The agreement outlines several violations of department policies related to use of force, biased enforcement, and standard of conduct. He was suspended without pay for 30 days and required to take training in cultural competency.
Per the agreement, Sgt. Weese acknowledged that his conduct on Aug. 24, 2019 violated the policies and procedures of the DeKalb Police Department, but the agreement states that it is not an admission of any illegal conduct.
According to the department, Sgt. Weese is a tenured police officer for the City of DeKalb who had "an exemplary service record with positive community engagement" prior to this incident.
“It doesn’t sound that serious for what he did,” Ballari with NIU NAACP said. “But it’s really better than nothing because we weren’t sure if he was actually going to be facing any punishment."
Mayor Smith said he was satisfied with the police department’s actions.
“This was a situation where nobody was going to be completely happy -- not only with what occurred but with the findings of the grand jury and the findings of the internal investigation,” Smith said. “I would hope that we could put this particular experience behind us and that we can consider it an educational experience.”
He said he wants to continue the dialogue with community members.
Petragallo said his department always has held his officers to high standards and holds their officers accountable.
“I think that these conversations are good,” Petragallo said. “I know that they are hard for all parties. But it's not a bad thing to talk about hard topics like police accountability and trust because if that is on your mind you get a better awareness of community concerns and you address them. For me that is healthy for the community and the police department.”
Petragallo said he wants his department to spend more time doing training, but time and understaffing makes it difficult. Though he feels that his officers do the best they can and that most traffic stops go well, he said communication between officers and residents being pulled over sometimes falls short.
“How we communicate with someone in the car can have an impact on the stop,” Petragallo said. “ We are trained in de-escalation techniques and this is probably one of our most important tools: how we talk to folks.”

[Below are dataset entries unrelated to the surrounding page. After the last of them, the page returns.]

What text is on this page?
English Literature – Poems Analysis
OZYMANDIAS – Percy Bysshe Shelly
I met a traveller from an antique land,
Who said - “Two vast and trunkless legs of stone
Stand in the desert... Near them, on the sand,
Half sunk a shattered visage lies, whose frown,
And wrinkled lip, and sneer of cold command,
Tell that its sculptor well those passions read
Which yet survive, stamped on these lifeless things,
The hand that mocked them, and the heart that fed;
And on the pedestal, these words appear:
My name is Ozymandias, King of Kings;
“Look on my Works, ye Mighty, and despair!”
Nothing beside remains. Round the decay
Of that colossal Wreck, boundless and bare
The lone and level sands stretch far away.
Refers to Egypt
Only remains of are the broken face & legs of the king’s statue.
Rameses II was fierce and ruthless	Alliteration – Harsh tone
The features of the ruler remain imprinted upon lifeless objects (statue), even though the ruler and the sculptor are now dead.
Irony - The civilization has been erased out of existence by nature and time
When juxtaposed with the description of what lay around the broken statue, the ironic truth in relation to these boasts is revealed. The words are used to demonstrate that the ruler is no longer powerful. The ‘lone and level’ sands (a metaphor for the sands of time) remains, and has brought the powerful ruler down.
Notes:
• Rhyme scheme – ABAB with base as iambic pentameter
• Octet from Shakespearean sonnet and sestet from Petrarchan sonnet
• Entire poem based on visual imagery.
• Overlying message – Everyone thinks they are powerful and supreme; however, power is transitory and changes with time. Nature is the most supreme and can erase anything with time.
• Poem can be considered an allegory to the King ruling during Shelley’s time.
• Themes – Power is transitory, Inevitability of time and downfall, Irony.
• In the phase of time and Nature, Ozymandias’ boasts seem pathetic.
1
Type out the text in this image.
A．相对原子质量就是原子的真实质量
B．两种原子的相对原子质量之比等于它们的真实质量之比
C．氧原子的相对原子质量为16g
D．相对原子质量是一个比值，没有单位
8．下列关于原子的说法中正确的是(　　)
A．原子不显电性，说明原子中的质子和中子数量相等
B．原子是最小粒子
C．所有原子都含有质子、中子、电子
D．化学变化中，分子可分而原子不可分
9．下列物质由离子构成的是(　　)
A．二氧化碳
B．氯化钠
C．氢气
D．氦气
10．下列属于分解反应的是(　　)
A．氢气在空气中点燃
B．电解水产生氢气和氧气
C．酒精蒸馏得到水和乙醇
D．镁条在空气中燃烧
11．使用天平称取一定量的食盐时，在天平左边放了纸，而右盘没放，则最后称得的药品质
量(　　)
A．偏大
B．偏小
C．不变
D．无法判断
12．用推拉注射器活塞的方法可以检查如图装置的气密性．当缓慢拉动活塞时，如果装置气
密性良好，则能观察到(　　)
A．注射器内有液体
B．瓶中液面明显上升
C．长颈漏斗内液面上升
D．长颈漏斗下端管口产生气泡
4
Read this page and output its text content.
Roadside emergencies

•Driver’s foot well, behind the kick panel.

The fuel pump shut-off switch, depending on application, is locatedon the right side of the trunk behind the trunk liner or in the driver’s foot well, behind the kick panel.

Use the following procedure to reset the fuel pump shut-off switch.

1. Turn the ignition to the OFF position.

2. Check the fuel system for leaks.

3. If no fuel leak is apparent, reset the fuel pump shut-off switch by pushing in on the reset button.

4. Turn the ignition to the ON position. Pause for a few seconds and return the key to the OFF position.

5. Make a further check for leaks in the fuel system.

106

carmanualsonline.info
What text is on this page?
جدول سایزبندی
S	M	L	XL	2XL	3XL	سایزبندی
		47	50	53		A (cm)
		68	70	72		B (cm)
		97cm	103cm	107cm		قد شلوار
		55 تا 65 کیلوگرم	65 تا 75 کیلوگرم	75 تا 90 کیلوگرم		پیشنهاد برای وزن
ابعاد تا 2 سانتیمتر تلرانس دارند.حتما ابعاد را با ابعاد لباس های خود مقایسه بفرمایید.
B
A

He said he feels that the conversations between the City and community members since the incident have been constructive.
McDowell was stopped again in March 2020 for improper lane usage and leaving the scene.
The Illinois Department of Transportation tracks traffic stops across the state.
In 2003, Illinois law established a four-year statewide study of data from traffic stops to identify racial bias. The legislature extended the data collection several times, and also expanded the study to include data on pedestrian stops. In 2019, Public Act 101-0024 took effect and eliminated the study's scheduled end date and extended the data collection.
Petragallo says it’s difficult to produce a narrative through those numbers.
“I don’t think the numbers in and of themselves tell the whole story; there’s a lot of literature on that,” Petragallo said. “But it is something that we have to keep in mind. As the police department and as the public, we should be looking at these things. I think we need an awareness of that while seeing if there is anything going against bias enforcement policies. Those are things that are not easily answered and need to be studied.”
He says accountability doesn’t mean everyone has to be perfect. “It means when you make mistakes, you work to rectify them,” Petragallo said.